One thing I've learned is that there is nothing in the Australian constitution that prevents the government from making something illegal for one race only, such as when the Howard Government banned alcohol and pornography in indigenous communities in the Northern Territory in 2007 (among a host of other restrictions, including quarantining welfare payments and acquiring indigenous land) in response to a child sexual abuse scandal in indigenous communities. Racial discrimination laws may prevent this, but those laws have exceptions, which the Howard Government employed, and nothing in the constitution stopped them from doing so. The Leader of the Opposition Peter Dutton, who actively campaigned against the referendum (from the conservative side of course), from early on said that what Indigenous communities "really want" (based on the carefully selected indigenous people who would stand next to him at press conferences) is a crack down on crime and sexual and other abuse of children, so politicians like him haven't changed much. An Australian with a better understanding of your legal system can probably better explain this and correct me if I'm wrong.
Also, Warren Mundine was an interesting figure in the No Campaign. There were indigenous Australians in both the Conservative No and Progressive No campaign, and Mundine often sounded like a Conservative No campaigner, except for when he said that, assuming Australia would and should vote No, the next day Australians would begin the hard work such as a treaty or changing the date Australia Day (which currently is date of the arrival of the First Fleet, convicts included, to establish the first British settlement in Australia, so Indigenous Australians associate it with colonization and displacement). Needless to say, Peter Dutton other Conservative No campaigners, who are against a Treaty and many of whom had been scaremongering about how a Voice would lead to a Treaty that would take away the land of non-indigenous Australians, were none too enthused about those comments.

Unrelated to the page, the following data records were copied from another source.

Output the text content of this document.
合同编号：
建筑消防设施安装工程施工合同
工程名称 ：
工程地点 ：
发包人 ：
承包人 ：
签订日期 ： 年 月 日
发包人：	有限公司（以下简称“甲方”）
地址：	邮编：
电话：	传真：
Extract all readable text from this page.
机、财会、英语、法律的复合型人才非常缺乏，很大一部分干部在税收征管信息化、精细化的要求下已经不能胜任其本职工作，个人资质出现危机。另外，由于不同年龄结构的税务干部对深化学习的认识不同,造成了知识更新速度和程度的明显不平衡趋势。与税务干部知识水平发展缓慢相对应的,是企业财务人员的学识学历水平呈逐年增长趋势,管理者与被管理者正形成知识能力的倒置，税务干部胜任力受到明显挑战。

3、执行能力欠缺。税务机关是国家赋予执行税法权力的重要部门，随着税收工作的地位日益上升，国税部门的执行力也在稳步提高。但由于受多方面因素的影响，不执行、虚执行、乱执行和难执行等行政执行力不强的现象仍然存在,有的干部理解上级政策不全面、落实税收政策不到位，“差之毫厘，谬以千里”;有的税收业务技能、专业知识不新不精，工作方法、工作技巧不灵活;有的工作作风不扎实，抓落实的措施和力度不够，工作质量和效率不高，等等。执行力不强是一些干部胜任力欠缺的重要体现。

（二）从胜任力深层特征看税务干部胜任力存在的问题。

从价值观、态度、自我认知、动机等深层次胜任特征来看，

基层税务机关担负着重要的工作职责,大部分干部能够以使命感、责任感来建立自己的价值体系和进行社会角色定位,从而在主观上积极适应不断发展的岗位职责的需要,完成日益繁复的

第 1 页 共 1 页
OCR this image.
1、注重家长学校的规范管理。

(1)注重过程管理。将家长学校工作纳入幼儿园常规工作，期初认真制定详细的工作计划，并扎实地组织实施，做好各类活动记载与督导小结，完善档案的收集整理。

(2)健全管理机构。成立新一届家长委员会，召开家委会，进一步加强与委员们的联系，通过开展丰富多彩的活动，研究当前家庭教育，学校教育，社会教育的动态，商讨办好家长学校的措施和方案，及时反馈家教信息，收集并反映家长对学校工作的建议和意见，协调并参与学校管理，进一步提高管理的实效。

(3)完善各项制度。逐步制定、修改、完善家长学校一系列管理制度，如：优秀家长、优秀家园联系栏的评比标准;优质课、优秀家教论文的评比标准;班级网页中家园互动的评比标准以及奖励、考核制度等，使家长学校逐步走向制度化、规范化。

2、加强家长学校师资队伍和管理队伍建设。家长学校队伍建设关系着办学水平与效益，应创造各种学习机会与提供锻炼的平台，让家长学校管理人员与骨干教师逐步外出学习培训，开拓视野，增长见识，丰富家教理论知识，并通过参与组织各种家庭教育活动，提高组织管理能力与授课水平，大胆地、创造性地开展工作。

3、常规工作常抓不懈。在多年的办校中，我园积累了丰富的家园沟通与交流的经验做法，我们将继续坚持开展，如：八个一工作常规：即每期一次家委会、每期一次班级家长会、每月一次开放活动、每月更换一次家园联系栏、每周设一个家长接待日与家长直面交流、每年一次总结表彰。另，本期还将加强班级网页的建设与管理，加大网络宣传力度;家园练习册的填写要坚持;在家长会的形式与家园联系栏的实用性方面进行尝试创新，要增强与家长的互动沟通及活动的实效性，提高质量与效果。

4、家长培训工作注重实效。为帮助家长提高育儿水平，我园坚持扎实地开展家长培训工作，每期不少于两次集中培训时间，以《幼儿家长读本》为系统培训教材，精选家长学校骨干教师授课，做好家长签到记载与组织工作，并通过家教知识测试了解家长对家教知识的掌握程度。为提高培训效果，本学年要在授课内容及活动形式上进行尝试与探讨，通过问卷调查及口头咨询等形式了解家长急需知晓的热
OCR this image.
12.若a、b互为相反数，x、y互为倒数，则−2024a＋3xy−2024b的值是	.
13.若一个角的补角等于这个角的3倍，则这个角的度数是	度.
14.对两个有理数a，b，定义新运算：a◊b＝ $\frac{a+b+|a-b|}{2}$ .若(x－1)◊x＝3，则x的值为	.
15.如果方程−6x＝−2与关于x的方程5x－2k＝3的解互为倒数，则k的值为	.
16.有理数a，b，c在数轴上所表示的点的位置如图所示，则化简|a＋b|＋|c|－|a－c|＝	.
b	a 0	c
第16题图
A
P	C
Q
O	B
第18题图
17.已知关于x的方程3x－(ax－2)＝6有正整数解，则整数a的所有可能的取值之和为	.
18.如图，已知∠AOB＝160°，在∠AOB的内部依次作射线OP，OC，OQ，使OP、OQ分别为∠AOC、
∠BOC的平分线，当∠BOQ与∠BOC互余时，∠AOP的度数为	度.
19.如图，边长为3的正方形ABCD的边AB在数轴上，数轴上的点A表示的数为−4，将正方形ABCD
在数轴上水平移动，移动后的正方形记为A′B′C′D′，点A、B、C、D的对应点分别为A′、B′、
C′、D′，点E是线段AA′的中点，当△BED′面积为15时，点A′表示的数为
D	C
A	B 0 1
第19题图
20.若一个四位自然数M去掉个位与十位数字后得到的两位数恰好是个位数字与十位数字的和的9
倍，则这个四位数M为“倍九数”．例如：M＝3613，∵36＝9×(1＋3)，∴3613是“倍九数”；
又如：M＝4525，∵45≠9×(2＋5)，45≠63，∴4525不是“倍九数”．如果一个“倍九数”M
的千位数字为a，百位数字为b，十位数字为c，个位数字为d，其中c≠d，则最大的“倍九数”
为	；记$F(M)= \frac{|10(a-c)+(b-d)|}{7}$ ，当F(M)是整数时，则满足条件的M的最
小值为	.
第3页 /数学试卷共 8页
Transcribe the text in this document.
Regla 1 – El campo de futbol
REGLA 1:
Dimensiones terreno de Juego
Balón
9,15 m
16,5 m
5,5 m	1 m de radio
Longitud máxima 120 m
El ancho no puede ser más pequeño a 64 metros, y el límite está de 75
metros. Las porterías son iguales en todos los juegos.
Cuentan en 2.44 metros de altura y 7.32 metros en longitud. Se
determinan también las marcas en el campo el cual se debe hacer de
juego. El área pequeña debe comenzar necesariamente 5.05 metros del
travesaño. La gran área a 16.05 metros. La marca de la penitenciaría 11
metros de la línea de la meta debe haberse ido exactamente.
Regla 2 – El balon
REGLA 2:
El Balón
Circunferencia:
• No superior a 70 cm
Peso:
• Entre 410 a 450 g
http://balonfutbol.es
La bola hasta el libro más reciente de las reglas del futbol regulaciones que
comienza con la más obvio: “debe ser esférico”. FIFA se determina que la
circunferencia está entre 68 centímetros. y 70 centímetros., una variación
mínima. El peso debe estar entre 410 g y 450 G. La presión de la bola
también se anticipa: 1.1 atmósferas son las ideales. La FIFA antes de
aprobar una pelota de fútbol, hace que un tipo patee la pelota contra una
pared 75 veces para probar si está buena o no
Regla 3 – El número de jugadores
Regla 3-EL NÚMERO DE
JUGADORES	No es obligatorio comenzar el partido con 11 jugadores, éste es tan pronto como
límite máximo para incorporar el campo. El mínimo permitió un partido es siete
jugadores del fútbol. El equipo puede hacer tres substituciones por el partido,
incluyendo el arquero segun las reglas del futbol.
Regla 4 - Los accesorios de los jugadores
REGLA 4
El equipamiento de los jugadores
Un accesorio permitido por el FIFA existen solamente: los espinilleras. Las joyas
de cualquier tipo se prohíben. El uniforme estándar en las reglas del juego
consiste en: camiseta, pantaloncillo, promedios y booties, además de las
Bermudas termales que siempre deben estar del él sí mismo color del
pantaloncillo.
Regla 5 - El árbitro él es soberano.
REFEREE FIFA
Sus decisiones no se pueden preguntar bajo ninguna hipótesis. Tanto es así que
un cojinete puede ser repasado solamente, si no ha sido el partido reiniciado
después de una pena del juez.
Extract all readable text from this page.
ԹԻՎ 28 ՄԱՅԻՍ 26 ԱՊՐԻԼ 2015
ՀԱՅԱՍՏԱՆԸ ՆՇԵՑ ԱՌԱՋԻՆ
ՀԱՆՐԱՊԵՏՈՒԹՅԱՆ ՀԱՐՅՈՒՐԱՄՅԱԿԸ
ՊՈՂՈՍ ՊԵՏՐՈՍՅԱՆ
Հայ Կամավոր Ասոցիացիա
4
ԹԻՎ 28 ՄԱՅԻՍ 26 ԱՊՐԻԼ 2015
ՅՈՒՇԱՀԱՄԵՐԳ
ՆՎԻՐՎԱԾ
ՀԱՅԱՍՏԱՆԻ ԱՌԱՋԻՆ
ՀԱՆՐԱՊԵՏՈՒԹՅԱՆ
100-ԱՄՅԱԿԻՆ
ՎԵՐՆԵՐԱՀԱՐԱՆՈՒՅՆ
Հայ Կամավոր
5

Just checked: I live on the Wentworth/ Sydney boundary and the yes vote was similar about 65%. Sydney has some considerable pockets of poverty despite gentrification and there is quite an Aboriginal presence in Woolloomooloo public housing.
Parramatta ( on main western line) had a yes vote of 45%.
Further to this: just read that the silvertail electorate of Kooyong ( once a blue -ribbon Liberal bastion in Melbourne) returned a Yes vote of 72%.
Who’d have thunk it 20 years ago?
Admittedly I do have a university degree plus post grad teaching and majored in history and anthropology so am fairly well educated about Australian history.
The polling booth I voted in also voted Yes by about 200 votes, so too bad to the not nice No guy handing out cards there. That electorate is in the balance though, an almost 50/50 vote. I only saw Yes campaigners in Kooyong and Yes signs in people's front yards. Kooyong tends to be conservative economically, but has become socially progressive in recent years.
Sounds complicated.
I think I can work out what is meant by the 'trainline' but could someone on the ground expand on that for me, please?
Does that help?
"but a little bit further from the station than we do." is what I meant.